In many of the games published, AlphaZero surely seems to have a better positional understanding. But in my opinion it would be impossible for it to win as comfortably as it did without also having a better tactical understanding, simply looking deeper into the important variations. In several of the games, AlphaZero _does_ make tactical moves that Stockfish seem to miss and by tactical I here mean moves that Stockfish would reasonably find by searching a little deeper. In my opinion there is a huge difference in an engine simply outsearching an opponent by looking a little deeper (which is not that impressive) and then in either looking a lot deeper (a real breakthough) or looking about as deep as the opponent but consistently so good positional understanding that the advantage eventually turns into inevitable tactics (also a breakthrough, but can only be useful if at the same time at least as tactically strong as the opponent).
It is unclear to be what was the case in these games.
Maybe AlphaZero just outsearched Stockfish a little bit. Just like Stockfish would against itself on better hardware. An engine outsearching another engine _will_ often look like better positional understanding.
Maybe AlphaZero looked a lot deeper, we don't know, there are no published search trees or variations or evaluations.

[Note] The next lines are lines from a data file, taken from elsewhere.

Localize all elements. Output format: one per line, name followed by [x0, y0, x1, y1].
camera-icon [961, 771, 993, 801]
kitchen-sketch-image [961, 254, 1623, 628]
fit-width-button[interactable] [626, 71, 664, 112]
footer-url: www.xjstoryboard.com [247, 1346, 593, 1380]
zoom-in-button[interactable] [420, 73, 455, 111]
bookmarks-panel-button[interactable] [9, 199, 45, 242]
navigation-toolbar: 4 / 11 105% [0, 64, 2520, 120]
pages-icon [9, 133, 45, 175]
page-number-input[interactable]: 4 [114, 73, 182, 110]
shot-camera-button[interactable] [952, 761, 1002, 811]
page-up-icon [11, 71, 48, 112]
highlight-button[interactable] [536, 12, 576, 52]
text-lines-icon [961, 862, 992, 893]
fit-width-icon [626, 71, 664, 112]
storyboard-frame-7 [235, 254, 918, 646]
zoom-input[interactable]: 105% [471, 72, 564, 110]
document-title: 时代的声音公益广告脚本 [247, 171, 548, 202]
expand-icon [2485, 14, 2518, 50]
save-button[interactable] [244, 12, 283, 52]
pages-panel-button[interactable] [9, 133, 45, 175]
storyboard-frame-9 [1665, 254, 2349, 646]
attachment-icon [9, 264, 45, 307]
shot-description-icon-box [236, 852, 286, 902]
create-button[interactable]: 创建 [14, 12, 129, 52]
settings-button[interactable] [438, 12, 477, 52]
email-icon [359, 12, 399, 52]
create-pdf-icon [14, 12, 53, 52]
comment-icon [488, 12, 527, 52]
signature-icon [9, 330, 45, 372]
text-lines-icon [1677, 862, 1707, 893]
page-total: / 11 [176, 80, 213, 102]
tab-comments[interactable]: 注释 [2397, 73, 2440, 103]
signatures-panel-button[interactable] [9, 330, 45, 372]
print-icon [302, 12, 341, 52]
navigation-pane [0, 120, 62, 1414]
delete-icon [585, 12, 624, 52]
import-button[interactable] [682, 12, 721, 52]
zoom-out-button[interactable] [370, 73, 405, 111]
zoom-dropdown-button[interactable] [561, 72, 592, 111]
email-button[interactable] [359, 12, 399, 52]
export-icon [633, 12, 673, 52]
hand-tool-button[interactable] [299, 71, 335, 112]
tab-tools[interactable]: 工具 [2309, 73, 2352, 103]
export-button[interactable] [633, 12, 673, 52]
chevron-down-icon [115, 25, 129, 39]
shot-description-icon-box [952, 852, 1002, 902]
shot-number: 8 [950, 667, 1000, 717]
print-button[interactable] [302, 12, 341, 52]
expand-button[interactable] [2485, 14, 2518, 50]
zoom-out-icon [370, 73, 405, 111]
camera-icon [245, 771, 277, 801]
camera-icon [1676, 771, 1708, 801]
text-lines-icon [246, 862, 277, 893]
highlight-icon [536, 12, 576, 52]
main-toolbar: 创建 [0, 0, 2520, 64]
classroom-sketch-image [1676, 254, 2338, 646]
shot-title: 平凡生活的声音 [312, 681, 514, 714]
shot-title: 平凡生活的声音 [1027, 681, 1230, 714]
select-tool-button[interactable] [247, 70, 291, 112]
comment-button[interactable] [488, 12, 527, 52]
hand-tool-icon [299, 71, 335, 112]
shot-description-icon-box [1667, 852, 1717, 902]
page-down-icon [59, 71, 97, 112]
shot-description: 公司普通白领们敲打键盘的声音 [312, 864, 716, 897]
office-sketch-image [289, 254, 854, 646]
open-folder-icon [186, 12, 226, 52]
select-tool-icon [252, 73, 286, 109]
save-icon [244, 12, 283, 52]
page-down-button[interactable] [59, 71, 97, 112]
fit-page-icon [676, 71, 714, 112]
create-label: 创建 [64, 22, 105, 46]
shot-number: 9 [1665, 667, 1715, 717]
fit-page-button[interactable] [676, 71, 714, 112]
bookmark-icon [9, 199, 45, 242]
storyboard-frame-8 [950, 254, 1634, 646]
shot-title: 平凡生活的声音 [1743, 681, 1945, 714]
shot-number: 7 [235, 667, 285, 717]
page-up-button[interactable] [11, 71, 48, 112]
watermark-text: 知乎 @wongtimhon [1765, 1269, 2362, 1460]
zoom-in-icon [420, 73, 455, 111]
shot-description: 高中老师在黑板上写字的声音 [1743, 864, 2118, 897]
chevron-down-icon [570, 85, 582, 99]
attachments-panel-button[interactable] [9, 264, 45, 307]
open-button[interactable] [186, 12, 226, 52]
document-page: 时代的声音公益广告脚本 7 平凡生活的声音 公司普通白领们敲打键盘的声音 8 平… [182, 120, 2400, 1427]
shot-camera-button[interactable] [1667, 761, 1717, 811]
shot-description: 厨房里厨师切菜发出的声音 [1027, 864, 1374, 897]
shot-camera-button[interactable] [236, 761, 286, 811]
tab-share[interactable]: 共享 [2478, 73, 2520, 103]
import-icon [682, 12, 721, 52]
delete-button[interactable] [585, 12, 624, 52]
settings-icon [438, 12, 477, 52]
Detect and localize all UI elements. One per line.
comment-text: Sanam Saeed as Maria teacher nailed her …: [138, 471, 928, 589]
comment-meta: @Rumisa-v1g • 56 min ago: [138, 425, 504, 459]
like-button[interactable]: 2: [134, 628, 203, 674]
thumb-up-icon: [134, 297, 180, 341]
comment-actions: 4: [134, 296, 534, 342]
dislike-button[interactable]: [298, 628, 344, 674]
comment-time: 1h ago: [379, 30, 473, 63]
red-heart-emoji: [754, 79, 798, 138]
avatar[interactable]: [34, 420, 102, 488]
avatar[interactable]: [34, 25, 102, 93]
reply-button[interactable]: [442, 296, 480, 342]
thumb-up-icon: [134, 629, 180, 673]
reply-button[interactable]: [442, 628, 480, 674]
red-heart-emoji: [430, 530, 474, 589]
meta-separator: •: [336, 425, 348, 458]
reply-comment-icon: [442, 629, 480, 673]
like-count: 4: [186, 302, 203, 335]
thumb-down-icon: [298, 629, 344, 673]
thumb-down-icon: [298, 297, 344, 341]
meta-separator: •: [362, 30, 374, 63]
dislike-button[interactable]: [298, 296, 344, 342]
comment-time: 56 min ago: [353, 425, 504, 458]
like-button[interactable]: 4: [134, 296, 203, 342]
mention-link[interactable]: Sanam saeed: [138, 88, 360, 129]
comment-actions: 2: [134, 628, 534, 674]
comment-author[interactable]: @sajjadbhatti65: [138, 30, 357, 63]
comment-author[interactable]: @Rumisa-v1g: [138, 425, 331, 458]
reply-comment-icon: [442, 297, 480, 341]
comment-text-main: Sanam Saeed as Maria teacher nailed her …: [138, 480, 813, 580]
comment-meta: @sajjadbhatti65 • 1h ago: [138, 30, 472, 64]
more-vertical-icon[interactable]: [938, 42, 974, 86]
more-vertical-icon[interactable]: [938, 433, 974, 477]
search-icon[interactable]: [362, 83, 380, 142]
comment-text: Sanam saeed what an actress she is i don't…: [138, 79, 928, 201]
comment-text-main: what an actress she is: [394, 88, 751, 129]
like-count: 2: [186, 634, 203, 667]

What _is_ a real breakthrough is the effectiveness of the selectivity of AlphaZero's approach, the small nps and hence size of the searched subtree. It is very impressive to _tactically_ play on par with or beat any recent version of Stockfish looking at only 80.000 nodes per second. To see deep enough in such a small number of nodes and still not make tactical errors for Stockfish to exploit.
It might not have been the positional understanding gained from deep learning and the neural network that made the difference. It could be tactical superiority from the effectiveness of the chosen tiny subtree to search.